The people in those cars bring almost every kind of recyclable waste you can imagine.
The Lorain County Solid Waste District's collection center has received nearly one million pounds of material this year alone. They take your everyday recyclables, like cardboard and paper, but also hazardous waste like antifreeze, cleaning chemicals, and batteries.
"We take lead acid batteries which normally people would associate that with auto batteries, tractor batteries, car batteries, mowers, things of that nature — that's a lead acid battery. We also take common household batteries, little rechargeable, A, AA, C, D batteries,” Skora said.
The biggest concern for collection center staff are those batteries made out of more hazardous materials being disposed of incorrectly, like those lead acid batteries or lithium ion ones found in cell phones or other portable electronics.
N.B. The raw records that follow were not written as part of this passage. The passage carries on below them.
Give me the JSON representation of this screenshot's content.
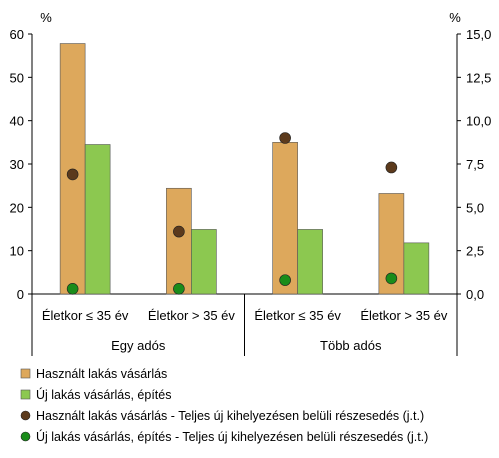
{
  "chart_data": {
    "type": "bar",
    "left_axis": {
      "unit": "%",
      "min": 0,
      "max": 60,
      "ticks": [
        "0",
        "10",
        "20",
        "30",
        "40",
        "50",
        "60"
      ]
    },
    "right_axis": {
      "unit": "%",
      "min": 0,
      "max": 15,
      "ticks": [
        "0,0",
        "2,5",
        "5,0",
        "7,5",
        "10,0",
        "12,5",
        "15,0"
      ]
    },
    "groups": [
      {
        "label": "Egy adós",
        "categories": [
          "Életkor ≤ 35 év",
          "Életkor > 35 év"
        ]
      },
      {
        "label": "Több adós",
        "categories": [
          "Életkor ≤ 35 év",
          "Életkor > 35 év"
        ]
      }
    ],
    "categories": [
      "Életkor ≤ 35 év",
      "Életkor > 35 év",
      "Életkor ≤ 35 év",
      "Életkor > 35 év"
    ],
    "series": [
      {
        "name": "Használt lakás vásárlás",
        "kind": "bar",
        "axis": "left",
        "color": "#dda85c",
        "values": [
          57.8,
          24.4,
          35.0,
          23.2
        ]
      },
      {
        "name": "Új lakás vásárlás, építés",
        "kind": "bar",
        "axis": "left",
        "color": "#8cc850",
        "values": [
          34.5,
          14.9,
          14.9,
          11.8
        ]
      },
      {
        "name": "Használt lakás vásárlás - Teljes új kihelyezésen belüli részesedés (j.t.)",
        "kind": "marker",
        "axis": "right",
        "color": "#5c3a1c",
        "values": [
          6.9,
          3.6,
          9.0,
          7.3
        ]
      },
      {
        "name": "Új lakás vásárlás, építés - Teljes új kihelyezésen belüli részesedés (j.t.)",
        "kind": "marker",
        "axis": "right",
        "color": "#1a8c1a",
        "values": [
          0.3,
          0.3,
          0.8,
          0.9
        ]
      }
    ],
    "grid": false,
    "legend_position": "bottom"
  }
}
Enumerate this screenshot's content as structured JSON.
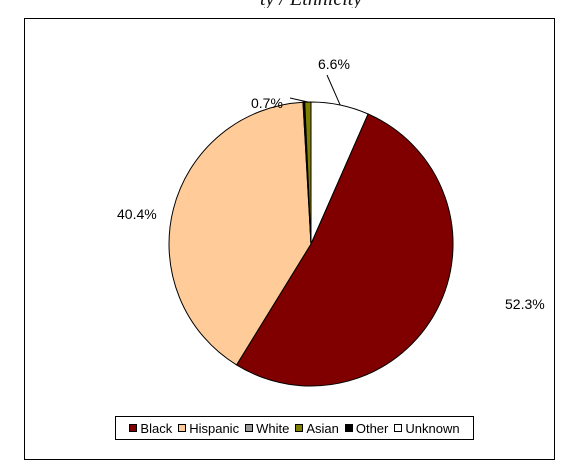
{
  "top_text": "ty / Ethnicity",
  "chart_data": {
    "type": "pie",
    "title": "",
    "categories": [
      "Black",
      "Hispanic",
      "White",
      "Asian",
      "Other",
      "Unknown"
    ],
    "values": [
      52.3,
      40.4,
      0.1,
      0.7,
      0.1,
      6.6
    ],
    "labels": [
      "52.3%",
      "40.4%",
      "",
      "0.7%",
      "",
      "6.6%"
    ],
    "colors": [
      "#800000",
      "#FFCC99",
      "#999999",
      "#808000",
      "#000000",
      "#FFFFFF"
    ],
    "legend_position": "bottom"
  }
}
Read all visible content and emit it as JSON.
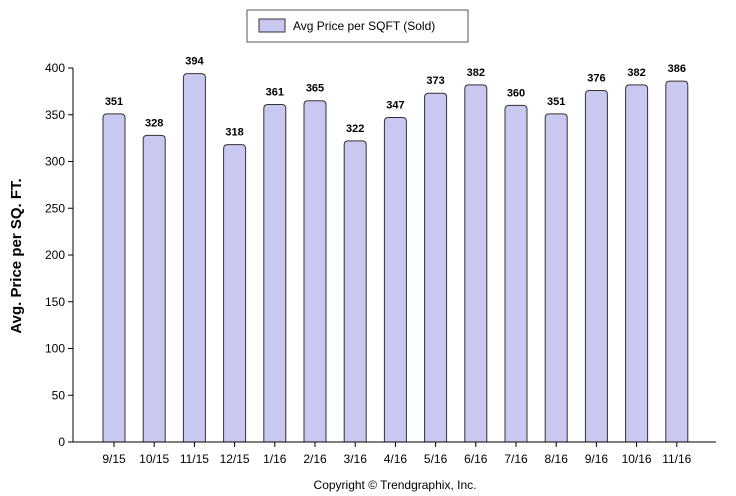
{
  "legend": {
    "label": "Avg Price per SQFT (Sold)",
    "swatch_color": "#c8c8f0"
  },
  "footer": {
    "copyright": "Copyright © Trendgraphix, Inc."
  },
  "chart_data": {
    "type": "bar",
    "title": "",
    "xlabel": "",
    "ylabel": "Avg. Price per SQ. FT.",
    "ylim": [
      0,
      400
    ],
    "yticks": [
      0,
      50,
      100,
      150,
      200,
      250,
      300,
      350,
      400
    ],
    "categories": [
      "9/15",
      "10/15",
      "11/15",
      "12/15",
      "1/16",
      "2/16",
      "3/16",
      "4/16",
      "5/16",
      "6/16",
      "7/16",
      "8/16",
      "9/16",
      "10/16",
      "11/16"
    ],
    "series": [
      {
        "name": "Avg Price per SQFT (Sold)",
        "values": [
          351,
          328,
          394,
          318,
          361,
          365,
          322,
          347,
          373,
          382,
          360,
          351,
          376,
          382,
          386
        ],
        "color": "#c8c8f0",
        "edge_color": "#333333"
      }
    ],
    "data_labels": true,
    "legend_position": "top",
    "grid": false
  }
}
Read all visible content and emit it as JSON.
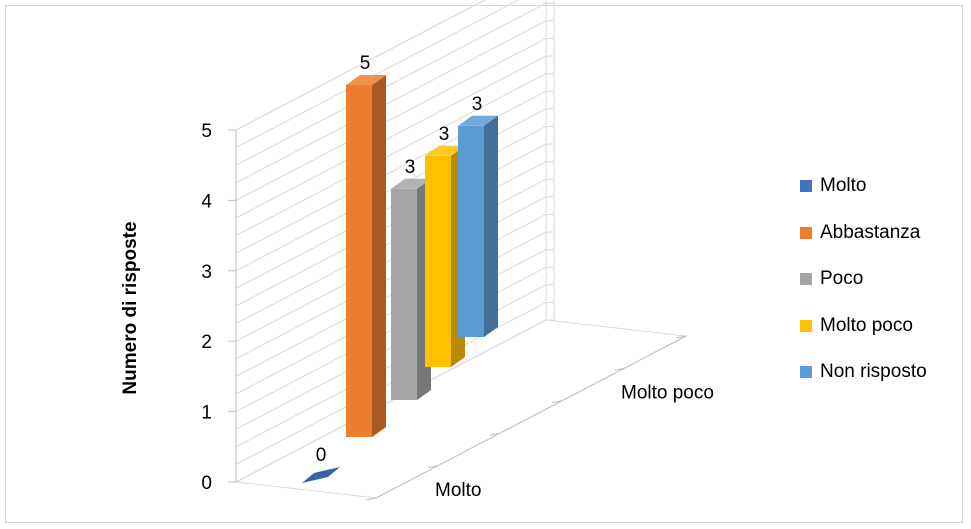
{
  "chart_data": {
    "type": "bar",
    "categories": [
      "Molto",
      "Abbastanza",
      "Poco",
      "Molto poco",
      "Non risposto"
    ],
    "x_tick_labels": [
      "Molto",
      "Molto poco"
    ],
    "values": [
      0,
      5,
      3,
      3,
      3
    ],
    "data_labels": [
      "0",
      "5",
      "3",
      "3",
      "3"
    ],
    "ylabel": "Numero di risposte",
    "ylim": [
      0,
      5
    ],
    "yticks": [
      "0",
      "1",
      "2",
      "3",
      "4",
      "5"
    ],
    "grid": true,
    "legend_position": "right",
    "colors": [
      "#4472C4",
      "#ED7D31",
      "#A5A5A5",
      "#FFC000",
      "#5B9BD5"
    ],
    "legend": [
      {
        "label": "Molto",
        "color": "#4472C4"
      },
      {
        "label": "Abbastanza",
        "color": "#ED7D31"
      },
      {
        "label": "Poco",
        "color": "#A5A5A5"
      },
      {
        "label": "Molto poco",
        "color": "#FFC000"
      },
      {
        "label": "Non risposto",
        "color": "#5B9BD5"
      }
    ]
  }
}
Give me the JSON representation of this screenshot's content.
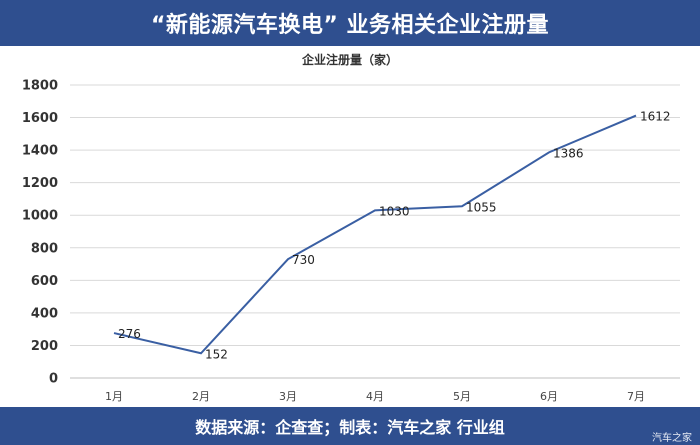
{
  "header": {
    "title": "“新能源汽车换电” 业务相关企业注册量"
  },
  "footer": {
    "source": "数据来源：企查查；制表：汽车之家 行业组"
  },
  "watermark": "汽车之家",
  "colors": {
    "banner": "#2f4f8f",
    "series": "#3a5fa3"
  },
  "chart_data": {
    "type": "line",
    "title": "企业注册量（家）",
    "xlabel": "",
    "ylabel": "",
    "categories": [
      "1月",
      "2月",
      "3月",
      "4月",
      "5月",
      "6月",
      "7月"
    ],
    "values": [
      276,
      152,
      730,
      1030,
      1055,
      1386,
      1612
    ],
    "data_labels": [
      "276",
      "152",
      "730",
      "1030",
      "1055",
      "1386",
      "1612"
    ],
    "ylim": [
      0,
      1800
    ],
    "yticks": [
      "0",
      "200",
      "400",
      "600",
      "800",
      "1000",
      "1200",
      "1400",
      "1600",
      "1800"
    ],
    "grid": true,
    "legend": "none"
  }
}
"If a car battery were to be thrown into the trash, it could leak. There's acid in that, a particular example lead acid battery, there's acid there. Batteries can, because of the electrolysis, produce hydrogen gas and that is a highly flammable gas,” Skora said.
After people drop off their unwanted batteries, they're separated by type and sorted into bins. Once there's a good amount of each, they're either shipped out to the scrap yard to be properly recycled, or if they’re household alkaline batteries, they’re simply tossed away.
"The heavy metals — the nickel, the cadmium, lithium — is highly recyclable material but they have to go to specialized processors,” Skora said.
And the center isn't just getting the dangerous batteries out of the trash, sometimes it's able to cash in. Each lead acid battery can net the county between $2 and $5 when they're handed over to a scrap yard.
"When it comes to the return and exchange that helps us to offset our overhead," said Sharon Sweda, a Lorain County Commissioner. "Because you can see that we're staffing the facility, we have overhead that we're facing to handle the equipment for everybody, so that exchange just helps us to offset the costs and make it more doable as a county service because we don't charge residents."